Les cigarettes

Dimanche matin. Elle est partie. Au milieu de la nuit, ou au petit matin, je ne sais pas trop. Elle m’a embrassé, elle m’a dit « À bientôt », mais ses yeux disaient « Adieu ». Ou alors, c’était moi, et ce que je voyais, c’était ma propre décision reflétée dans son regard miroir. Je ne voulais pas qu’elle reste, et ça tombe bien, elle n’avait certainement pas envie de rester.

Je me suis levé. Plus tard, beaucoup plus tard. Un peu automatiquement, je me suis enveloppé la taille dans une serviette et je suis descendu me préparer un café : chaleur et amertume, le cocktail du matin. Remettre en place les briques du mur de mes pensées les unes après les autres, gorgée après gorgée, neurone après neurone.

J’ai posé la tasse sur la table. Je me suis assis sur le banc. Le soleil n’était pas encore trop haut dans le ciel, et il chauffait agréablement mon dos nu. C’est seulement à ce moment que j’ai aperçu le cendrier.

Dans le cendrier jaune pâle, il restait les mégots des cigarettes que nous avions fumé la veille. Les siennes étaient longues et fines, blondes et légères. Des cigarettes de femme ; et blanches, entièrement blanches, à l’exception de ces petites traces rouges çà et là. À première vue, on aurait pu croire qu’il s’agissait de traces de rouge à lèvres, mais il n’en était rien. Je savais bien que c’était là les marques laissées sur ces cigarettes quand elles transpercent le cœur des garçons. Le paquet était là aussi, à côté du cendrier : même blancheur, pas de rouge. Il devait rester deux ou trois cigarettes à l’intérieur.

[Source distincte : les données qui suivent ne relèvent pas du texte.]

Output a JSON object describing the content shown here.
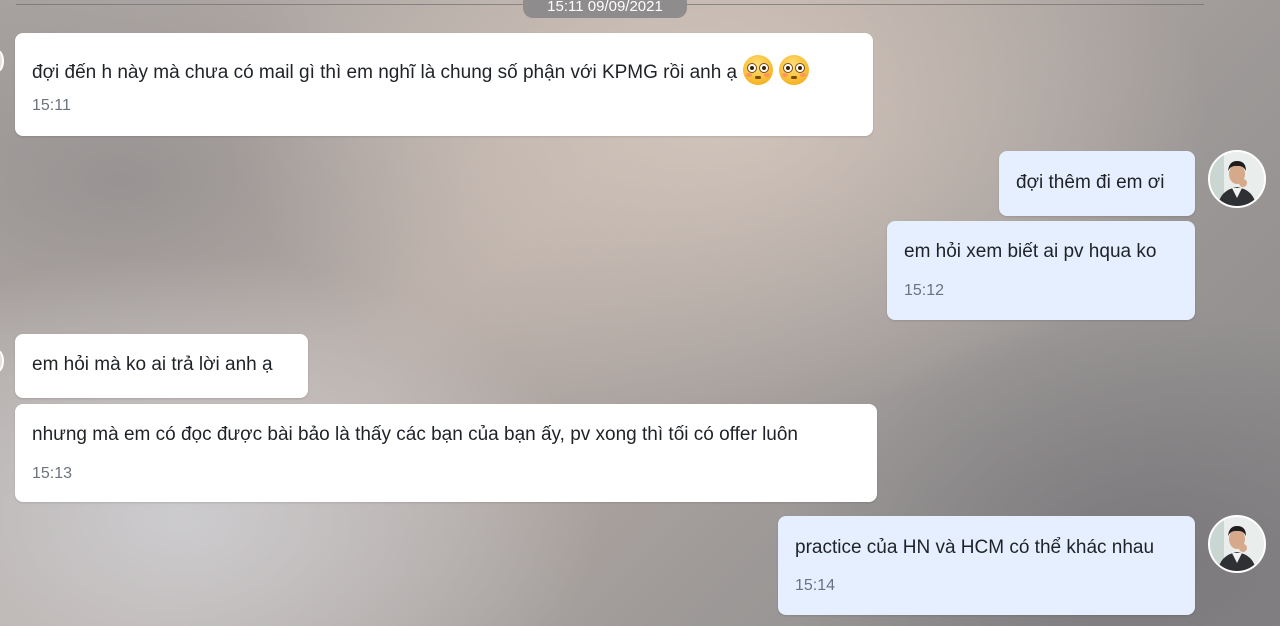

Je n’ai touché à rien. Dans la journée, je suis sorti, je suis revenu. Plusieurs fois. Mais je n’ai rien dérangé. Comme un policier, j’avais établi mon périmètre de sécurité, et je faisais un détour lorsque je passais à côté, pour ne pas que les indices disparaissent de la scène du crime. Pour garder l’illusion de cette présence, l’illusion que la propriétaire imaginaire de ces cigarettes sera là, bientôt. Et on sortira sur la terrasse, pour fumer une cigarette sous la lune montante. Et elle me transpercera le cœur avec de la blancheur, et je serai tellement heureux que ce soit elle qui me transperce le cœur.

J’ai fini par fumer les cigarettes qui restaient. Lundi soir, je suis rentré à la maison. La femme de ménage était passée. Il n’y avait plus rien sur la table.